Yo recuerdo, en la plaza de Oriente de Madrid, entre el Palacio y el teatro Real, a la señora Pepa. Tenía un puesto de helados pero nuestra economía infantil sólo alcanzaba para un polo de vez en cuando y la sed, sin embargo, se presentaba todos los días jugando al rescate, al escondite o a pídola. Allí estaba ella, con su botijo de agua fresca, del que nos dejaba beber. A los mayores les cobraba la voluntad, que nunca sobrepasaba los diez céntimos. Ella, la señora Pepa, con su kiosco, era una empresaria. Otros y otras, menos predispuestos a la inversión, recorrían la plaza -hoy a estos espacios se les llama parque- anunciando “agua fresca”. Los había abusones y hábiles con el pulso, que aguantaban varios minutos bajo el chorro con el consiguiente malestar del aguador. Ellas, las aguadoras, realizaban su refrescante oferta con el botijo apoyado en la cadera -como la florista que vendía los nardos por la calle de Alcalá-, con su mandil blanco almidonado y voceando la mercancía: “agua, agüita fresca, agua del Santo”, que no sé a qué santo se referían porque no iban a llegarse hasta la ermita de san Isidro cada vez que el botijo se vaciara. Lo llenarían, supongo, en la primera fuente pública que encontraran.


Estaban, además, los otros botijeros, los que vendían los botijos, aparte de las cacharrerías. Recorrían Madrid con un burro cargado con un gran esportón lleno de botijos rojos, blancos, amarillos, de múltiples diseños, grandes, medianos, pequeños. El anuncio era directo de su garganta al oído de los vecinos, al paso cansino de la caballería: “Botihoooooooos finoooooos”. Los que llegaban a Madrid eran procedentes de la provincia de Toledo, donde la tradición cerámica, afortunadamente,   todavía se conserva.


El botijero era una figura tan popular que, incluso, el cine se hizo eco de ella.
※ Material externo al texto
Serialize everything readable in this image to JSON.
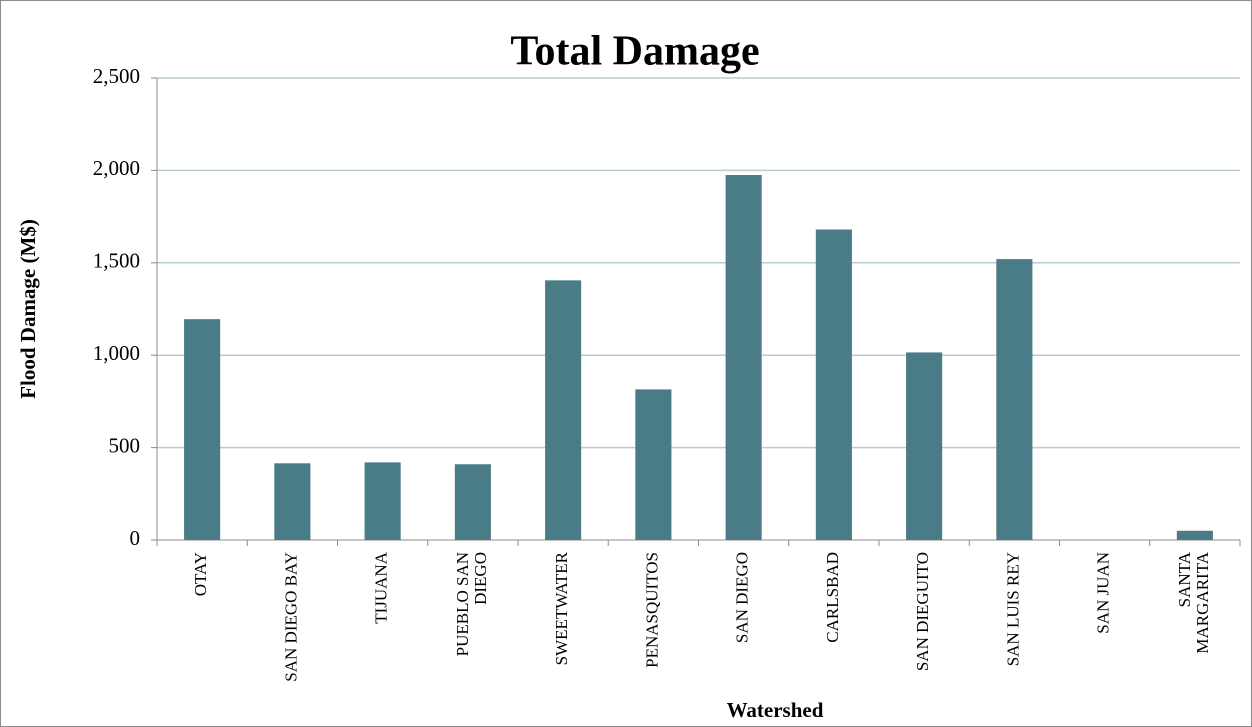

En “El sueño de Andalucía” Luis Mariano encarnaba este personaje y como es lógico cantaba: “¡Ay, ay, ay, el botijero ya está aquí…” y con la canción intentaba atraer al sexo femenino en el que se encontraba Carmen Sevilla: “Abrid niñas los balcones, que ya llegó el botijero…”. Por otra parte, pregonaba su mercancía: “el agua fresca de mi botijo…”. Todo con su potente y afinada voz de tenor que tuvo mucho más éxito en Francia que en su España natal. En la película, el botijero con aspiraciones taurinas enamoraba al personaje que encarnaba Carmen Sevilla, cuyas pretensiones eran llegar a ser bailarina. Al final todo acababa bien, eran felices y comían perdices. Como deben ser los finales.


En casa, en las casas, también había un botijo cuyo lugar era el alféizar de una ventana en la que diera la sombra. Al estrenarlo, se le añadían al agua una gotas de anís para “matar” el sabor del barro. Era cuando más apetecía echar un trago.


Hace pocas fechas, el gremio de artesanos de Lorca, en la provincia de Murcia, ha hecho un manifiesto reivindicando el uso del botijo. Personalmente me apunto a la reivindicación y en cuanto localice un punto de venta me hago con uno.